Similarly, it is argued that the amount of responsibility involved in taking on a direct payment may be too much for a person in times of mental health crisis and so that step should not be taken – even in times when people are comparatively well.
These are valid concerns that need to be built into local delivery mechanisms, but they are not insurmountable – if only because the underpinning belief statement to such inaction is that people with the more complex mental health problems do not have the right to expect greater choice and control over their lives and services. This should not be accepted and, beyond the belief system, there are ways around such challenges. For example; the early development of personal health budgets has shown some of the ways in which progress can be made; personal budgets are far more than direct payments and, when and where people do not want that degree of responsibility approaches such as individual service funds offer alternative strategies.
However, my hunch is that the greatest obstacle to progressing personalisation in mental health is that, across most of the country, the lead rests with the NHS. Personalisation was a concept that was supposed to apply to the healthcare system as well – but, other than the small personal health budget initiative it is largely absent in the policy rhetoric and DH expected deliverables. Other demands like the implementation of payment by results have gained greater priority in the minds of managers and leaders and there are valid concerns that the PbR framework may not exactly chime with the personalisation agenda. As one NHS Trust Chief Executive told me the other day: "There is nothing I’m being judged on delivering other than balancing the books and implementing PbR”.
Add to this the fact that many local authorities see mental health as a comparatively small area of their remit nowadays that they have focused their personalisation efforts in areas such as disability and ageing, and it is easy to see why personalisation in mental health has hardly taken off in many locations.
Yet it need not be and it should not be.
The key elements of what (almost) everyone in the mental health sector says are important (recovery, social inclusion and the voice of the individual) are at the core of the personalisation agenda. Put another way, at a time when financial constraint are consuming our attention, a whole-system focus on making a reality of personalisation could help to put those things back on the top of everyone’s agenda – giving people more control over their services, listening to the voice of the person, developing new service options, promoting community connections and, through those things, sustaining recovery.

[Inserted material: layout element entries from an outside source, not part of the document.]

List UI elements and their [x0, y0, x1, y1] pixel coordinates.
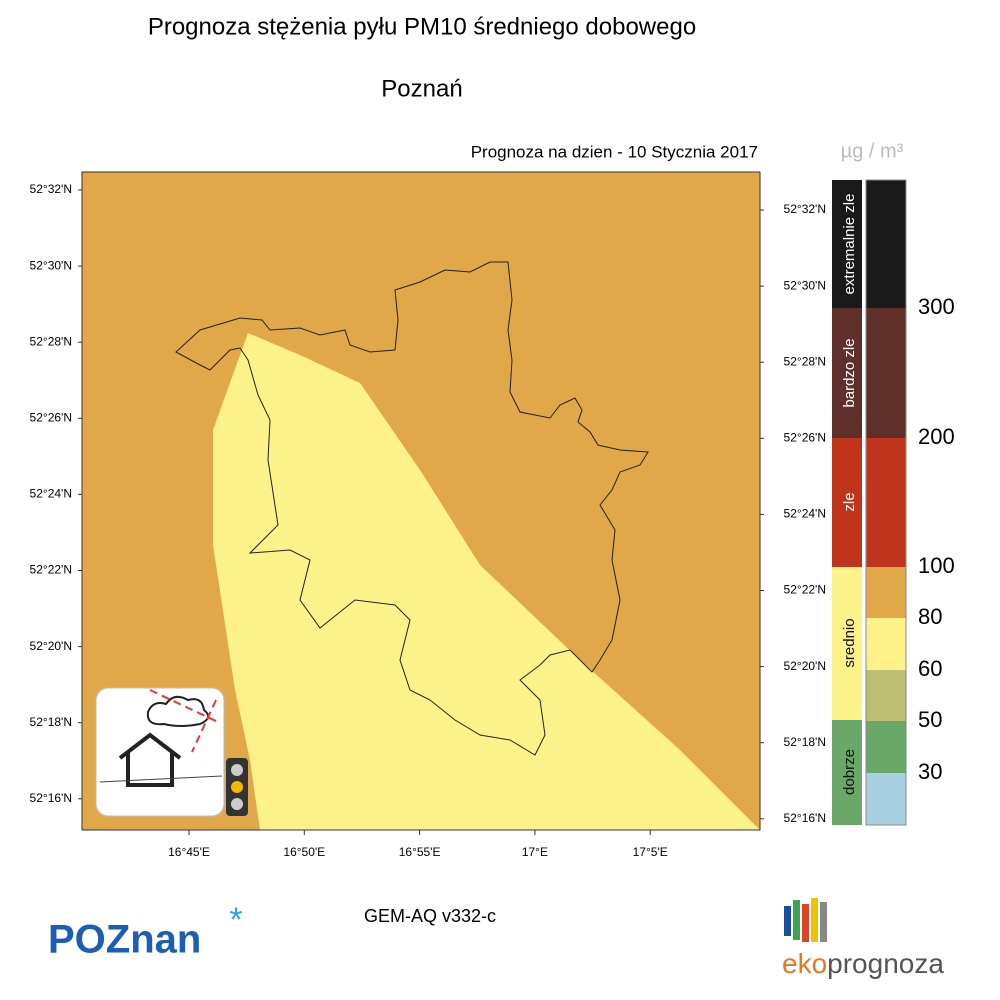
category-band	[832, 567, 862, 720]
lat-label-right: 52°18'N	[784, 735, 826, 749]
logo-ekoprognoza: ekoprognoza	[782, 948, 944, 979]
logo-asterisk: *	[229, 901, 242, 939]
scale-band	[866, 773, 906, 825]
category-label: bardzo zle	[841, 338, 858, 407]
scale-band	[866, 567, 906, 618]
light	[231, 798, 243, 810]
lat-labels: 52°32'N 52°32'N 52°30'N 52°30'N 52°28'N 52°28…	[30, 182, 826, 825]
lat-label-left: 52°26'N	[30, 410, 72, 424]
warning-icon	[95, 687, 248, 817]
forecast-area	[213, 333, 760, 830]
category-label: srednio	[841, 618, 858, 667]
category-band	[832, 438, 862, 567]
date: Prognoza na dzien - 10 Stycznia 2017	[471, 142, 758, 161]
colorbar: extremalnie zle bardzo zle zle srednio d…	[832, 179, 907, 826]
light	[231, 781, 243, 793]
city-boundary	[175, 261, 649, 756]
category-label: dobrze	[841, 749, 858, 795]
scale-band	[866, 438, 906, 567]
lon-label: 16°50'E	[283, 845, 325, 859]
lat-label-left: 52°16'N	[30, 791, 72, 805]
threshold-label: 60	[918, 656, 942, 681]
logo-prognoza: prognoza	[827, 948, 944, 979]
lat-label-left: 52°28'N	[30, 334, 72, 348]
category-band	[832, 308, 862, 438]
lon-labels: 16°45'E 16°50'E 16°55'E 17°E 17°5'E	[168, 830, 668, 859]
map-frame	[81, 171, 761, 831]
threshold-label: 100	[918, 553, 955, 578]
category-band	[832, 180, 862, 308]
lat-label-right: 52°28'N	[784, 354, 826, 368]
unit: µg / m³	[841, 140, 904, 162]
lon-label: 17°5'E	[633, 845, 668, 859]
lat-label-right: 52°22'N	[784, 583, 826, 597]
icon-house	[118, 732, 182, 787]
lat-label-right: 52°16'N	[784, 811, 826, 825]
lon-label: 16°45'E	[168, 845, 210, 859]
logo-bars	[784, 898, 827, 942]
lat-label-right: 52°30'N	[784, 278, 826, 292]
lon-label: 16°55'E	[399, 845, 441, 859]
lat-label-right: 52°26'N	[784, 430, 826, 444]
threshold-label: 50	[918, 707, 942, 732]
scale-band	[866, 670, 906, 721]
title: Prognoza stężenia pyłu PM10 średniego do…	[148, 13, 696, 40]
icon-cloud	[146, 695, 210, 727]
icon-ground	[99, 775, 223, 783]
lat-label-left: 52°30'N	[30, 258, 72, 272]
lat-label-right: 52°32'N	[784, 202, 826, 216]
scale-band	[866, 618, 906, 670]
lat-label-left: 52°32'N	[30, 182, 72, 196]
category-label: zle	[841, 492, 858, 511]
threshold-label: 200	[918, 424, 955, 449]
threshold-label: 300	[918, 294, 955, 319]
lat-label-left: 52°20'N	[30, 639, 72, 653]
city: Poznań	[381, 75, 462, 102]
lat-label-left: 52°18'N	[30, 715, 72, 729]
lat-label-right: 52°24'N	[784, 507, 826, 521]
category-label: extremalnie zle	[841, 194, 858, 295]
logo-eko: eko	[782, 948, 827, 979]
light	[231, 764, 243, 776]
scale-band	[866, 721, 906, 773]
threshold-label: 30	[918, 759, 942, 784]
scale-band	[866, 180, 906, 308]
lat-label-left: 52°24'N	[30, 487, 72, 501]
icon-strike	[149, 689, 219, 753]
lat-label-left: 52°22'N	[30, 563, 72, 577]
threshold-labels: 300 200 100 80 60 50 30	[918, 294, 955, 784]
scale-frame	[865, 179, 907, 826]
model-name: GEM-AQ v332-c	[364, 906, 496, 926]
scale-band	[866, 308, 906, 438]
lat-label-right: 52°20'N	[784, 659, 826, 673]
lon-label: 17°E	[522, 845, 548, 859]
threshold-label: 80	[918, 604, 942, 629]
logo-poznan: POZnan	[48, 918, 201, 962]
category-band	[832, 720, 862, 825]
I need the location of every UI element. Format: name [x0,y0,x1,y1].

I don’t normally use my blog to publicise NDTi work, but what has particularly prompted me to write this is the launch of ‘Paths to Personalisation’. Over two years ago, the DH commissioned NDTi to write good practice guidance in how to implement personalisation in mental health services. Unfortunately, completion of that work (the original ‘Paths’) coincided with the DH deciding it should cease publishing such guidance in the spirit of ‘localism’. So, it languished on a quiet corner of a website only to subsequently disappear – along, sadly, with many other good practice materials that the DH previously resourced and promoted. Its ‘ownership’ has now been passed back to us. In the spirit of co-production it has been updated in partnership with people who use services, as well as service professionals, and is being launched today (April 24th) . Download the guidance on the right
The new Paths to Personalisation aims to contribute to overcoming the obstacles discussed above, by providing a whole-system framework and a tool for people and services to use to help make personalisation happen. It is a practical document, providing examples drawn from latest practice and policy and up-to-date sources of advice for people… and it is free…
Call me an optimist if you like, but maybe all this will help make choice, control, inclusion and recovery a reality for more people with mental health problems.